一番の理由としては、こいつらがローイに連れて行ってくれると言っているのだから極端に言えば渡りに船だったからだ。だから、これに乗らない手は無かった。旅費はかからないし、楽である。もっと上手くいけば、そのままローイに行くよりもあるいは内情をより詳しく知る事が出来るかもしれなかった。
「しっかし、何を考えてんのかね、うちの帝は」
「本当だよな。いきなりコイツを探せとか言ってきて。

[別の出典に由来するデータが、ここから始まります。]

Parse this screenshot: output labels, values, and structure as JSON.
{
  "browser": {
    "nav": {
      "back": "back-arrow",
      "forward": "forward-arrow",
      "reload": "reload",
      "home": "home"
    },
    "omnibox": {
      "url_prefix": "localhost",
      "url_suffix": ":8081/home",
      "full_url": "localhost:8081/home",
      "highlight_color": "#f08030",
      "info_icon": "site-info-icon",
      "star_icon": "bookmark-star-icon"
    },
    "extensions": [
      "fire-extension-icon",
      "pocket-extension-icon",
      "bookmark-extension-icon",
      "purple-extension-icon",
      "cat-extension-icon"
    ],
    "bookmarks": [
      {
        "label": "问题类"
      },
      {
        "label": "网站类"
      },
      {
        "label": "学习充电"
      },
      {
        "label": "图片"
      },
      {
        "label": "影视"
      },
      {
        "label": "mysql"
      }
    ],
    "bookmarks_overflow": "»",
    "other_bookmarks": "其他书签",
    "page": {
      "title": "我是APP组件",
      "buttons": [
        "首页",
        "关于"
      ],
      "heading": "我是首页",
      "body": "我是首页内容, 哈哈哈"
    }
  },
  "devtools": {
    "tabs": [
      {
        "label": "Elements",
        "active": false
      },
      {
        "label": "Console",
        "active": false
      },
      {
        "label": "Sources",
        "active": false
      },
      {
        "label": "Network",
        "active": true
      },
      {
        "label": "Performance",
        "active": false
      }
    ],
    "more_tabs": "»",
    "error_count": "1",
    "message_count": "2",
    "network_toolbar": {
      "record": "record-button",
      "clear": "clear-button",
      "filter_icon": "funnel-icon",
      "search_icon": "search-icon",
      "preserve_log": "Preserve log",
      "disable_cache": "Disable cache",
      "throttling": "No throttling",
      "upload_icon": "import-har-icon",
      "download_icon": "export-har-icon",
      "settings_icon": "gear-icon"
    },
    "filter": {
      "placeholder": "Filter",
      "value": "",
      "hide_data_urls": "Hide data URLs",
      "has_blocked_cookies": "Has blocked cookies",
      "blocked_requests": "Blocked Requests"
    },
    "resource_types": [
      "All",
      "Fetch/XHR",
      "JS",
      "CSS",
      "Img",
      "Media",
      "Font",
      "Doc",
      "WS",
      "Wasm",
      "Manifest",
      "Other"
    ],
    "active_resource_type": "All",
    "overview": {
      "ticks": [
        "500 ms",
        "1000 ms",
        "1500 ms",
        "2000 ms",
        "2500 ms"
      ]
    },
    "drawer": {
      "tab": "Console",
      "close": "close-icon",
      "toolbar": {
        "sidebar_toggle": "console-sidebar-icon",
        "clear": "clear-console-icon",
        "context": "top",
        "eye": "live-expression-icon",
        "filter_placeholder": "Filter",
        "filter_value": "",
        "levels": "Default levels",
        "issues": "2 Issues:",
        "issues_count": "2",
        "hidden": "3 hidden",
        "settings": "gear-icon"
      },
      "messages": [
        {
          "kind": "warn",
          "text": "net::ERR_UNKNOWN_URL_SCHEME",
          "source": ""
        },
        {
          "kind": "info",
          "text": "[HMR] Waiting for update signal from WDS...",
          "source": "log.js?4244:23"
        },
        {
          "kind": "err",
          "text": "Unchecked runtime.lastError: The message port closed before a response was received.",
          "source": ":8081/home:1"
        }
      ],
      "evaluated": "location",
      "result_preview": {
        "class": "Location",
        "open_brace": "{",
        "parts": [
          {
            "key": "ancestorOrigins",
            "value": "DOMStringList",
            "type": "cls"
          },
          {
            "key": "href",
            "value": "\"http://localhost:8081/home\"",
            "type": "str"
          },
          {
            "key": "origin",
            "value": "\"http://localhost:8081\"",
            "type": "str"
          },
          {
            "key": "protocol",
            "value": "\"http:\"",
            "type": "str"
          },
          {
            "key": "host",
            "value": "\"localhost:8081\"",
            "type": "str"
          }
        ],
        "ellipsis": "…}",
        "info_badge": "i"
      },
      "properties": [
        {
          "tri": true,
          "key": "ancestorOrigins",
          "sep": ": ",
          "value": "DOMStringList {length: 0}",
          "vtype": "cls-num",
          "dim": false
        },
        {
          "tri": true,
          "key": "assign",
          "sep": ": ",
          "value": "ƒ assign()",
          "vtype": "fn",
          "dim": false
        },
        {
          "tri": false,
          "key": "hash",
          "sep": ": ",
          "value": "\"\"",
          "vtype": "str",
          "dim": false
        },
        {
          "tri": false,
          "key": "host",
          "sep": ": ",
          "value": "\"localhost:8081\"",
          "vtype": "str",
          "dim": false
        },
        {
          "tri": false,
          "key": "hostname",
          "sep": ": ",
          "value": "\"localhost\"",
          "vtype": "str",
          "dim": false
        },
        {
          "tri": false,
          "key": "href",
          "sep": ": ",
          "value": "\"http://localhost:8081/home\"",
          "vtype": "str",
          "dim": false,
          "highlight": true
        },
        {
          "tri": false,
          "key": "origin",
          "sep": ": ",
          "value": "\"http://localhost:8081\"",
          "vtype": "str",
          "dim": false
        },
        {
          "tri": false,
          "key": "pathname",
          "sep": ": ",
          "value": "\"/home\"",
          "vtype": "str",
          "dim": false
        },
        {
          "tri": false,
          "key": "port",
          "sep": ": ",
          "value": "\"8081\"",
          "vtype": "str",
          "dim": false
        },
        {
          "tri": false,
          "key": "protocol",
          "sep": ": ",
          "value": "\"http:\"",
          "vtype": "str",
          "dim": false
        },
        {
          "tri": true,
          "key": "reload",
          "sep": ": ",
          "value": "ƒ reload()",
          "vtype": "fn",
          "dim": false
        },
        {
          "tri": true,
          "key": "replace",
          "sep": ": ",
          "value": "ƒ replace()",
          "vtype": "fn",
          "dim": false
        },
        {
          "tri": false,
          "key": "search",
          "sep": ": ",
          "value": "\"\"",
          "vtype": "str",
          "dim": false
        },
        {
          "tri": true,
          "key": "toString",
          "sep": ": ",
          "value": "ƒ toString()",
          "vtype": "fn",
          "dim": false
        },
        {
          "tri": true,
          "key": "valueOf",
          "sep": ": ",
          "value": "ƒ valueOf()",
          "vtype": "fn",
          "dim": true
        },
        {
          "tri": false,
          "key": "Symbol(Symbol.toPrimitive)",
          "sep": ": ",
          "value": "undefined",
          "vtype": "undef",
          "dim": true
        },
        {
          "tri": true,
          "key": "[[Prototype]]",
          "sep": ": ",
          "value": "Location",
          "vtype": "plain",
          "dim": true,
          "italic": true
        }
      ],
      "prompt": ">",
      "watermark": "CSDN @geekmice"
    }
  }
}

しかも手掛かりは一枚の写真とトライトで用心棒雇った、って事だけ。意味分かんねぇよ」
「大体の所さぁ、今こんな奴探してる余裕ないだろ。国的に考えて」
余裕ねぇ…。
どういう事になっているのだろうか。
荷台に転がりながら考える。
未だにアズが気絶している筈、と思っている男達は話し続けた。
「もう田舎の方は土地が痩せて仕方ないらしいぞ。何にも育たない。焼き畑だって、限界があるし」
「国債も過去最高額に達したらしいし、一部の地域では伝染病が蔓延しているって」
どこまでが本当なのだろうか。噂で聞いたような話し方なので、信頼性がない。
でも、それらが全て本当だとしたら。夢の中では何が起きてもおかしくない。そこを利用してどうにかしてくれ、とか頼まれるかもしれない。
最悪だな。
…自分の妄想により勝手に一国の帝を軽蔑してしまったが、そうでないかもしれないだろ?行ってみなければ分からない事だってある。
夢?…あ、夢で待ってないといけないんだった。忘れるところだった。
面倒くさいなぁ。
アズは欠伸をひとつかみ殺して、眠りに落ちた。